Monday, July 17, 2017

3 Investments Ideas For The Second Half of 2017

Wow, hard to believe we're already half way through 2017! I'd venture to guess that very few of you would have expected the markets to be up 9% already this year. I vaguely remember most analyst expectations saying the markets won't return more than mid-single digits for 2017.

The words of Warren Buffet are ringing ever true right now, "We've long felt that the only value of stock forecasters is to make fortune tellers look good". Remember these guys are paid to have differing opinions and they tend to fixate their predictions on short-term mattes - ones of little relevance to you because you're playing the long game!

First and foremost, if you haven't gotten your free copy of 5 Point Financial Plan click the button below and request a copy - you'll thank me later. 



#1 Mid-Cap Value

This is one area I've been liking more and more lately and it's because the passive investing revolution has been dominating this 8 year bull market and what that's done is pumped a lot of capital into large cap index funds (S&P 500 index funds/ETF's). Allowing many great companies that fall in this market capitalization to fly under the radar.

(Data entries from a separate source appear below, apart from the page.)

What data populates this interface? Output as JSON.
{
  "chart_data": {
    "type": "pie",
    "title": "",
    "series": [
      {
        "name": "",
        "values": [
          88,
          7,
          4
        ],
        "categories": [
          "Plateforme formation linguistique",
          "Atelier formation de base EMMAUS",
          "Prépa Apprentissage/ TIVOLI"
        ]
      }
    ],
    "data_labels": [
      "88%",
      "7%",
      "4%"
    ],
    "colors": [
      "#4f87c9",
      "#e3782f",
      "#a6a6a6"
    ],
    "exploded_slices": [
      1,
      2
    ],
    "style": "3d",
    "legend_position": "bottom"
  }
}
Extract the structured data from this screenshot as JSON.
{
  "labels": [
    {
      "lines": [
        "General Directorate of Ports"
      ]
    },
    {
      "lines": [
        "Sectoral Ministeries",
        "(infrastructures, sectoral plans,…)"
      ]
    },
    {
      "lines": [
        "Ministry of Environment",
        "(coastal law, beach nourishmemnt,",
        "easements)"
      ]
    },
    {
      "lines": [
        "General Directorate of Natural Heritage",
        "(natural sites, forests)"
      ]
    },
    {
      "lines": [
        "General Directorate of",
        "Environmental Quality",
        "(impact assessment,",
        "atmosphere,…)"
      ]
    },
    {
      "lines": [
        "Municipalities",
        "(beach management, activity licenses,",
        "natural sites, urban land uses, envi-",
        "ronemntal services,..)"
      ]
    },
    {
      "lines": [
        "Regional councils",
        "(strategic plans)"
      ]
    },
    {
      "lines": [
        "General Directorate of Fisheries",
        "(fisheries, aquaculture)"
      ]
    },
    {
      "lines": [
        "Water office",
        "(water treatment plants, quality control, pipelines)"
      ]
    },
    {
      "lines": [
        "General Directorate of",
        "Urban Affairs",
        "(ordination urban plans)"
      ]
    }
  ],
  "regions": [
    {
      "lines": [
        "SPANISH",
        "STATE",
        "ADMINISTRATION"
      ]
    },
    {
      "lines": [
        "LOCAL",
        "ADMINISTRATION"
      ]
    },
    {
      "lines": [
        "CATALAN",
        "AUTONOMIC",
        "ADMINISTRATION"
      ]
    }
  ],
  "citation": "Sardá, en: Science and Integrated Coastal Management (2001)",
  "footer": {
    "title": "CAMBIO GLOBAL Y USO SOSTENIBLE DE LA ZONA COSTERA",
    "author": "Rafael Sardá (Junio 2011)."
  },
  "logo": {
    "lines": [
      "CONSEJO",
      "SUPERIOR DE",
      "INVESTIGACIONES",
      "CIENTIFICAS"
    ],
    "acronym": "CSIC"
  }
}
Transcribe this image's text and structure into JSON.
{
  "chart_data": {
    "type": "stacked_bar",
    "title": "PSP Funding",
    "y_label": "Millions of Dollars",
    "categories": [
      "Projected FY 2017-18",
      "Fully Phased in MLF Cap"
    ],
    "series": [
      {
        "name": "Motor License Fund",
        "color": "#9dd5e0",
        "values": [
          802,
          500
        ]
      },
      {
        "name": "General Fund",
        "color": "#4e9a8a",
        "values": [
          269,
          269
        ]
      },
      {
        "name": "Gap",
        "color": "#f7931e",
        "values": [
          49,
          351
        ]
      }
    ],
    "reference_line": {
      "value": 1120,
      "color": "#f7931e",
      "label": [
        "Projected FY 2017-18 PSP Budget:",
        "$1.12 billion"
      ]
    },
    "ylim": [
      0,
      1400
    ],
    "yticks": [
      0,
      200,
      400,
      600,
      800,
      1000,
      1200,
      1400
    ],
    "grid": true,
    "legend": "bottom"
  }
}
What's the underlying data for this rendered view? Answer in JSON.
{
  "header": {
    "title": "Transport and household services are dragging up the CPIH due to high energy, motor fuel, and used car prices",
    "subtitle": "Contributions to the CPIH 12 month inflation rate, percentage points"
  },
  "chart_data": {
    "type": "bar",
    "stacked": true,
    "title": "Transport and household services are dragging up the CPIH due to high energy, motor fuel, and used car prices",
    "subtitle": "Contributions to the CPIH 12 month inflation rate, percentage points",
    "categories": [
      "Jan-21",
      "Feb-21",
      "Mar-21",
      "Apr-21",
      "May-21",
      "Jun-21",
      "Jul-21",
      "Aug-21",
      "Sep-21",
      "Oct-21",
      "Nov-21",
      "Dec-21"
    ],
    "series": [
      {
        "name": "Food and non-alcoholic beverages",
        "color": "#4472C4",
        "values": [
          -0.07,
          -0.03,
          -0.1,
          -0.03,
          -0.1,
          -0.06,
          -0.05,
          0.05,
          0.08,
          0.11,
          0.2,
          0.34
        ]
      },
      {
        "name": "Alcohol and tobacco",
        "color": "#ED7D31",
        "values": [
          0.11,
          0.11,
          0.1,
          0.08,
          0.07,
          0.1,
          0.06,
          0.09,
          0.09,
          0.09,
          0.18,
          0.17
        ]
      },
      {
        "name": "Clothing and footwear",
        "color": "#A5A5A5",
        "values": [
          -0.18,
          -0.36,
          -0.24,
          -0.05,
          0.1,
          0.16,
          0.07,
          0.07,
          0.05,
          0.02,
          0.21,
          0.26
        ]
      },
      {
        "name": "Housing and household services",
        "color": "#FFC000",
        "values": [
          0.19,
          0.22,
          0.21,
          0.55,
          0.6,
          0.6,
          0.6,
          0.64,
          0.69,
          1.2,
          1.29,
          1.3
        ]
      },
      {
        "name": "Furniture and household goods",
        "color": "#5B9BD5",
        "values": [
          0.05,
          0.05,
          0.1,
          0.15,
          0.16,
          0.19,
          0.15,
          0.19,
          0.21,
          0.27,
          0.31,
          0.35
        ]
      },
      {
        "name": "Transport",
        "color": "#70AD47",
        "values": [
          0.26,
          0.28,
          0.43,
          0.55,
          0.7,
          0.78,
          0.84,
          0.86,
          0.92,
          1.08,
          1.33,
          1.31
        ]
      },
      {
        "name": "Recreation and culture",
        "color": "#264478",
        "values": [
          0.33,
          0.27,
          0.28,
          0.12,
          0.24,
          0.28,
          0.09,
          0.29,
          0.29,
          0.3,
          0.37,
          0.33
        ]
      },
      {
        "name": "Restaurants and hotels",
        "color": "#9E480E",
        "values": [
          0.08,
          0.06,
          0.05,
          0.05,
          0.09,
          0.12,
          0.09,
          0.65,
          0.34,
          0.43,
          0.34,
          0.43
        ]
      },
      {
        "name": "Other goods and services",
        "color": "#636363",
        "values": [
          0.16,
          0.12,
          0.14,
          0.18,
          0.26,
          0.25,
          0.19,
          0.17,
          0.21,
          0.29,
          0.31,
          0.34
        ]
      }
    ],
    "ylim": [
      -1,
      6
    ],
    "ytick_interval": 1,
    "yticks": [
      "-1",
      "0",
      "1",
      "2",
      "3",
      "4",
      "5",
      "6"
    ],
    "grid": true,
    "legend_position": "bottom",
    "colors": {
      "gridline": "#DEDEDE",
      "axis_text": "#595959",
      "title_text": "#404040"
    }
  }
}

Remember publicly traded companies will fall into one of three market capitalization groupings. Small, mid and large caps. All this does is define them based on their total market capitalization or their total value as a company.

Mid-cap companies range between $2 billion and $10 billion in total market capitalization. I think with the recent phenomena of index investing everyone and their mother are blindly dumping money into the S&P 500 index which is comprised mostly of large cap stocks.

Opening the door for many opportunities in the mid-cap space. We are looking for strong companies with nice balance sheets and plenty of free cash flow. Making this one area that we believe every investor should be paying attention to.

#2 Developed International

Here's another area of the market that we have liked and will continue to like for some time. Developed European markets are in much earlier stages of their growth cycle than the United States is. Not to say I don't like the opportunities that the US markets present, I just happen to like the European markets a bit more for the time being.

To put it into perspective you can look at it like this; the US equity markets are in the 9th inning of their growth cycle but the developed European markets are still in the 5th inning giving them far more time to grow.

One precaution though, the European markets can be a bit trickier than our domestic markets so make sure you're working with someone who understands these overseas markets and can help you put your money to work in the best areas. Buying a developed European index fund may not be your best choice in a situation like this. I want to emphasize quality over quantity here.

#3 Emerging Markets

For anyone who knows emerging markets you'll know that this option is by and large the most aggressive. Which isn't a bad thing, aggressive investing done at the right time can yield excellent results. When you hear "emerging" think countries such as; China & Hong Kong, India, Taiwan, Brazil and others. 

Again, this is a play based on the idea that our domestic markets have seen a healthy run up since bottoming out in 2009 - a run up that many of these overseas markets haven't had much participation in. Thus presenting the opportunity to take some of the profits made in the US equity markets and diversify them into other areas who potentially have more room for growth. 

Advances in technology could very well allow these emerging countries to grow at a much faster pace than what we're used to.  A great example of this is India's immediate installation of a smart grid instead of installing an archaic system such as the one we have in the US. 

The views expressed are not necessarily the opinion of Woodbury Financial Services, Inc., and should not be construed directly or indirectly, as an offer to buy or sell any securities mentioned herein. Individual circumstances vary. Investing is subject to risks including loss of principal invested. No strategy can assure a profit against loss. Foreign investments involve special risks including greater economic, political, and currency fluctuation risks, which may be even greater in emerging markets. Indices cannot be invested in directly, are unmanaged and do not incur management fees, costs or expenses. Due to volatility within the markets mentioned, opinions are subject to change without notice. Information is based on sources believed to be reliable; however, their accuracy or completeness cannot be guaranteed.